The result made the now 27-year-old the latest in a long line of Canadian male skaters who just missed the top podium place at the Olympics, capping an experience he remembers overall as a painful “whirlwind”.
”I lived those Olympic two weeks both times and I don’t remember much,“ Chan told Reuters in an interview of his previous Games experiences. ”I don’t think I remember much because I was so living in fear every single moment.
”After the competition I had to live with the disappointment of not winning gold, but before I remember clearly over-analysing every situation.
”The minute you step into the (Olympic) village you start analysing and (your) brain is on overdrive.
“Is eating this or touching this going to affect my program? To that point, to the -Nth degree. That ruined, absolutely ruined, the experience for me.”
Despite taking an additional silver in Sochi for the team competition, Chan subsequently sat out the next season before a comeback in 2015-2016.
A three-time world champion, Chan is known for his artistry in an era of ever-increasing quad jumps, a trend he has regarded with caution amid concerns about skater safety. [nL8N1OF087]
In the 2017 world championships in Helsinki, Chan landed three quadruple jumps in his free program for the first time, but still only finished fourth, with each of the podium finishers, Japanese duo Yuzuru Hanyu and Shoma Uno, and China’s Jin Boyang, landing four.
“When you see them doing all these jumps, it is amazing. It’s motivating, you want to try it,” Chan said.
“But I have to constantly remind myself that my plan is completely different. I‘m at a different point, my approach to competition and my prep is completely different.”
Still, at October’s Skate Canada Chan finished a disappointing fourth after scaling back the difficulty of his routine and even then falling on his opening quadruple toeloop.
He then skipped the next Grand Prix event to focus on training.
“Clearly I‘m not going to do ... five quads in the amount of time I have left going into the Olympics, it is not possible,” said Chan, acknowledging that age is another factor making it hard to keep up.
Using his last two Olympics as a base, Chan is aiming for different goals this time.
“I don’t want to end my third Games being like, ‘why did I feel fear again?’ That is what I am working so hard on,” he said.
”My goal right now is not gold, it’s not a medal. It is after they announce my name, taking my position and before I hear my music to be like ‘Okay, I‘m ready. I want to be here.’
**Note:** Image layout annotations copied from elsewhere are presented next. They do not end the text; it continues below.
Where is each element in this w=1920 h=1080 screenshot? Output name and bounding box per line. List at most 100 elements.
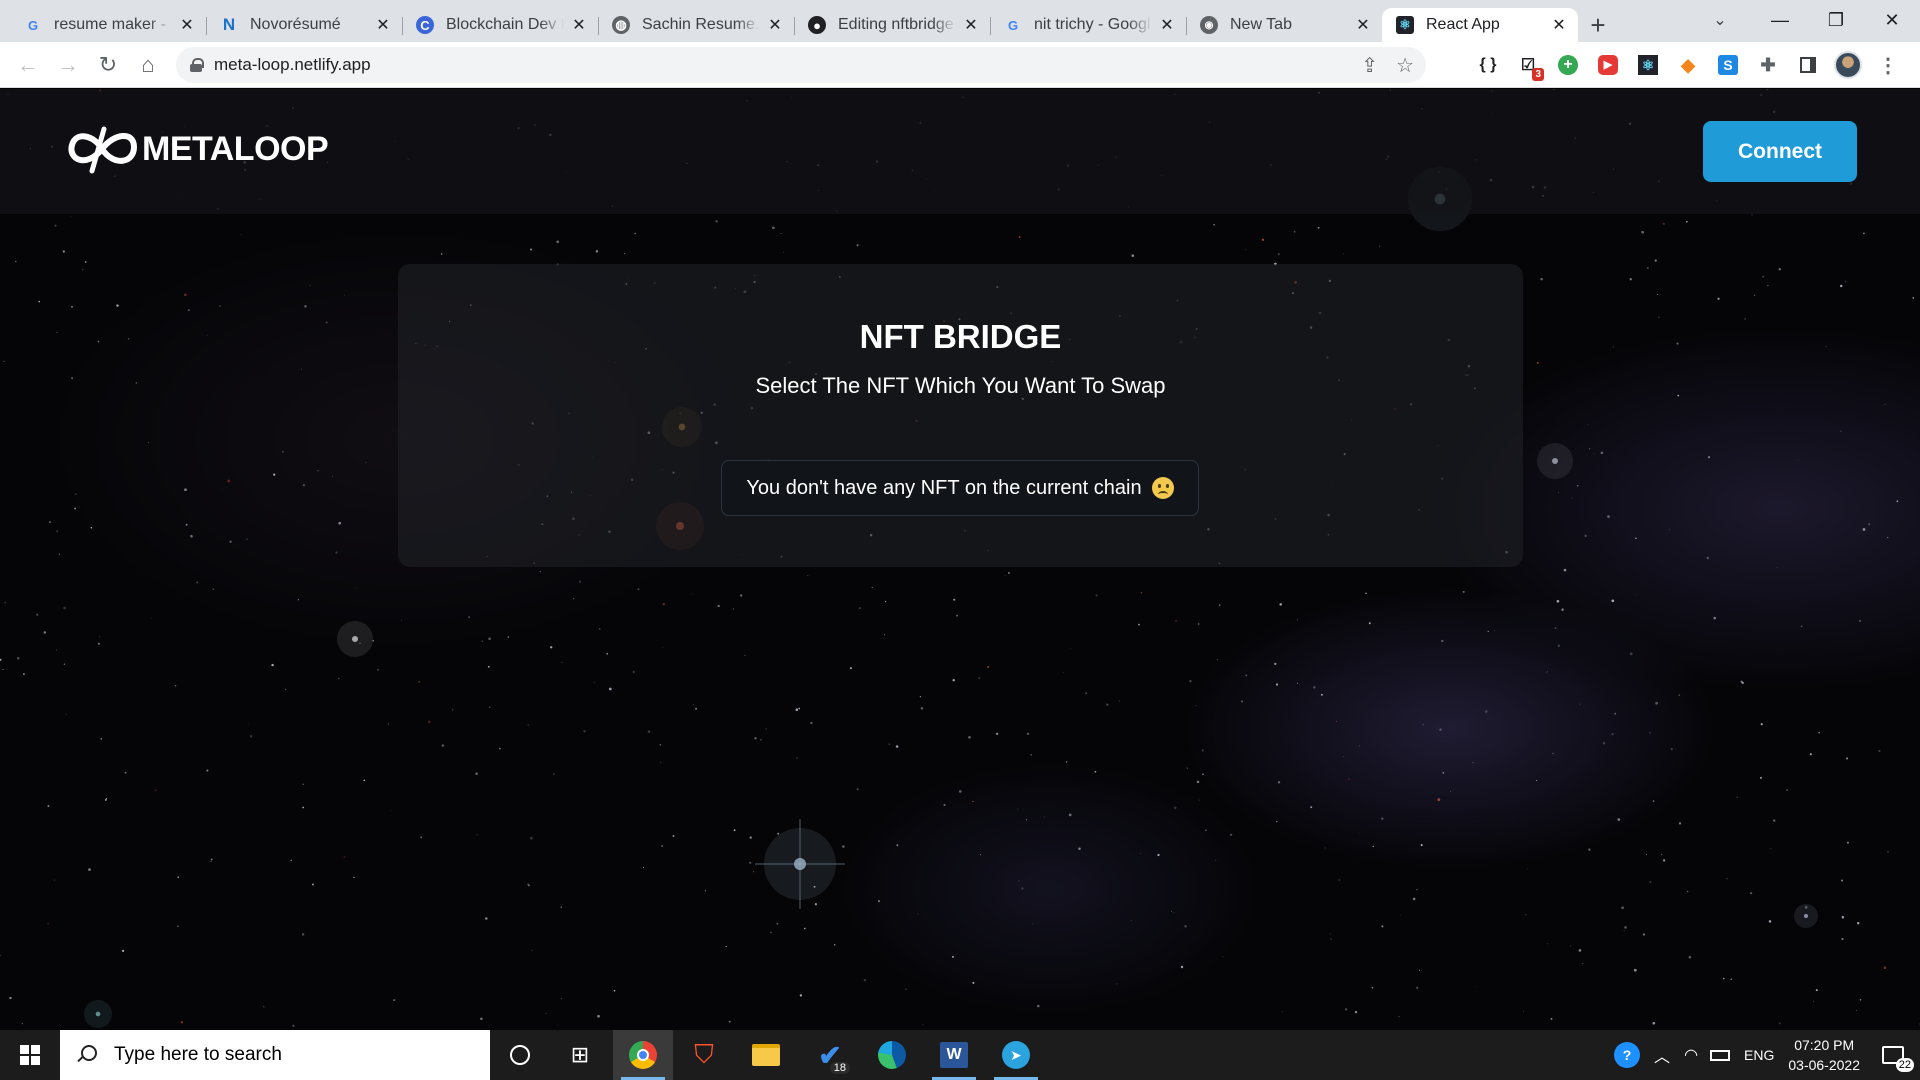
notification-center-icon[interactable]: 22 <box>1882 1046 1914 1072</box>
tab-title: React App <box>1426 16 1500 33</box>
tab-title: Blockchain Dev R <box>446 16 564 33</box>
json-formatter-icon[interactable]: { } <box>1474 51 1502 79</box>
browser-tab[interactable]: ◍ Sachin Resume.pc ✕ <box>598 8 794 42</box>
profile-avatar[interactable] <box>1834 51 1862 79</box>
s-extension-icon[interactable]: S <box>1714 51 1742 79</box>
word-icon[interactable]: W <box>924 1030 984 1080</box>
browser-tab[interactable]: N Novorésumé ✕ <box>206 8 402 42</box>
tab-title: nit trichy - Googl <box>1034 16 1151 33</box>
infinity-loop-logo-icon <box>68 126 137 174</box>
tab-title: Editing nftbridge <box>838 16 954 33</box>
close-icon[interactable]: ✕ <box>962 16 980 34</box>
react-icon: ⚛ <box>1396 16 1414 34</box>
microsoft-todo-icon[interactable]: ✔ 18 <box>800 1030 860 1080</box>
side-panel-icon[interactable] <box>1794 51 1822 79</box>
task-view-icon[interactable]: ⊞ <box>550 1030 610 1080</box>
cortana-icon[interactable] <box>490 1030 550 1080</box>
empty-nft-message: You don't have any NFT on the current ch… <box>721 460 1199 516</box>
help-icon[interactable]: ? <box>1614 1042 1641 1068</box>
chrome-icon: ◉ <box>1200 16 1218 34</box>
browser-tab[interactable]: ◉ New Tab ✕ <box>1186 8 1382 42</box>
home-icon[interactable]: ⌂ <box>128 45 168 85</box>
clock-time: 07:20 PM <box>1794 1037 1855 1053</box>
back-icon[interactable]: ← <box>8 45 48 85</box>
close-icon[interactable]: ✕ <box>374 16 392 34</box>
new-tab-button[interactable]: + <box>1578 8 1618 42</box>
windows-logo-icon <box>20 1045 40 1065</box>
browser-tabstrip: G resume maker - G ✕ N Novorésumé ✕ C Bl… <box>0 0 1920 42</box>
chevron-up-icon[interactable]: ︿ <box>1654 1043 1670 1067</box>
windows-taskbar: Type here to search ⊞ ⛉ ✔ 18 W ➤ ? ︿ ◠ E… <box>0 1030 1920 1080</box>
menu-kebab-icon[interactable]: ⋮ <box>1874 51 1902 79</box>
react-devtools-icon[interactable]: ⚛ <box>1634 51 1662 79</box>
system-tray: ? ︿ ◠ ENG 07:20 PM 03-06-2022 22 <box>1614 1030 1920 1080</box>
brand-name: METALOOP <box>142 129 329 168</box>
site-logo[interactable]: METALOOP <box>64 121 329 177</box>
forward-icon[interactable]: → <box>48 45 88 85</box>
globe-icon: ◍ <box>612 16 630 34</box>
notification-count: 22 <box>1895 1058 1914 1072</box>
page-viewport: METALOOP Connect NFT BRIDGE Select The N… <box>0 89 1920 1030</box>
browser-tab[interactable]: C Blockchain Dev R ✕ <box>402 8 598 42</box>
share-icon[interactable]: ⇪ <box>1361 53 1378 78</box>
nft-bridge-card: NFT BRIDGE Select The NFT Which You Want… <box>398 264 1523 567</box>
connect-wallet-button[interactable]: Connect <box>1703 121 1857 182</box>
address-bar[interactable]: meta-loop.netlify.app ⇪ ☆ <box>176 47 1426 83</box>
clock-date: 03-06-2022 <box>1788 1057 1860 1073</box>
browser-tab-active[interactable]: ⚛ React App ✕ <box>1382 8 1578 42</box>
battery-icon[interactable] <box>1710 1049 1731 1061</box>
brave-browser-icon[interactable]: ⛉ <box>674 1030 734 1080</box>
plus-extension-icon[interactable]: + <box>1554 51 1582 79</box>
browser-tab[interactable]: ● Editing nftbridge ✕ <box>794 8 990 42</box>
chrome-taskbar-icon[interactable] <box>613 1030 673 1080</box>
lock-icon[interactable] <box>190 58 204 72</box>
telegram-icon[interactable]: ➤ <box>986 1030 1046 1080</box>
taskbar-search-box[interactable]: Type here to search <box>60 1030 490 1080</box>
tab-title: Sachin Resume.pc <box>642 16 760 33</box>
clock[interactable]: 07:20 PM 03-06-2022 <box>1788 1035 1860 1075</box>
search-icon <box>76 1045 97 1065</box>
close-icon[interactable]: ✕ <box>1354 16 1372 34</box>
c-logo-icon: C <box>416 16 434 34</box>
taskbar-search-placeholder: Type here to search <box>114 1044 282 1065</box>
empty-nft-message-text: You don't have any NFT on the current ch… <box>746 476 1142 499</box>
url-text: meta-loop.netlify.app <box>214 55 371 74</box>
todo-check-icon[interactable]: ☑ 3 <box>1514 51 1544 81</box>
browser-tab[interactable]: G resume maker - G ✕ <box>10 8 206 42</box>
close-icon[interactable]: ✕ <box>1158 16 1176 34</box>
close-icon[interactable]: ✕ <box>1550 16 1568 34</box>
close-icon[interactable]: ✕ <box>766 16 784 34</box>
start-button[interactable] <box>0 1030 60 1080</box>
reload-icon[interactable]: ↻ <box>88 45 128 85</box>
github-icon: ● <box>808 16 826 34</box>
edge-browser-icon[interactable] <box>862 1030 922 1080</box>
browser-toolbar: ← → ↻ ⌂ meta-loop.netlify.app ⇪ ☆ { } ☑ 3… <box>0 42 1920 88</box>
novoresume-icon: N <box>222 15 236 34</box>
frowning-face-icon <box>1151 477 1174 499</box>
extensions-bar: { } ☑ 3 + ▶ ⚛ ◆ S ✚ ⋮ <box>1474 42 1902 88</box>
video-extension-icon[interactable]: ▶ <box>1594 51 1622 79</box>
metamask-fox-icon[interactable]: ◆ <box>1674 51 1702 79</box>
network-icon[interactable]: ◠ <box>1684 1045 1698 1065</box>
browser-tab[interactable]: G nit trichy - Googl ✕ <box>990 8 1186 42</box>
page-subtitle: Select The NFT Which You Want To Swap <box>755 373 1166 398</box>
file-explorer-icon[interactable] <box>736 1030 796 1080</box>
site-header: METALOOP Connect <box>0 89 1920 214</box>
minimize-icon[interactable]: — <box>1752 0 1808 40</box>
close-icon[interactable]: ✕ <box>570 16 588 34</box>
google-icon: G <box>1007 17 1019 33</box>
close-icon[interactable]: ✕ <box>178 16 196 34</box>
google-icon: G <box>27 17 39 33</box>
tab-title: Novorésumé <box>250 16 341 33</box>
page-title: NFT BRIDGE <box>859 318 1062 355</box>
tab-search-icon[interactable]: ⌄ <box>1700 0 1740 40</box>
language-indicator[interactable]: ENG <box>1744 1047 1774 1063</box>
close-window-icon[interactable]: ✕ <box>1864 0 1920 40</box>
restore-icon[interactable]: ❐ <box>1808 0 1864 40</box>
bookmark-star-icon[interactable]: ☆ <box>1396 53 1414 78</box>
tab-title: New Tab <box>1230 16 1292 33</box>
window-controls: — ❐ ✕ <box>1752 0 1920 40</box>
tab-title: resume maker - G <box>54 16 172 33</box>
extensions-puzzle-icon[interactable]: ✚ <box>1754 51 1782 79</box>
extension-badge: 3 <box>1532 68 1544 81</box>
“Because I have never said that to myself when I start my program at a competition. I have never said ‘I want to be here.’ It’s always like ‘I can’t wait for this to be over’ or ‘Okay, here we go,'” he added.
”If I can master that on the biggest stage, take my position in front of thousands of people watching and have the confidence to say ‘right, let’s do this.’
“Imagine how I can take that into my life after skating.”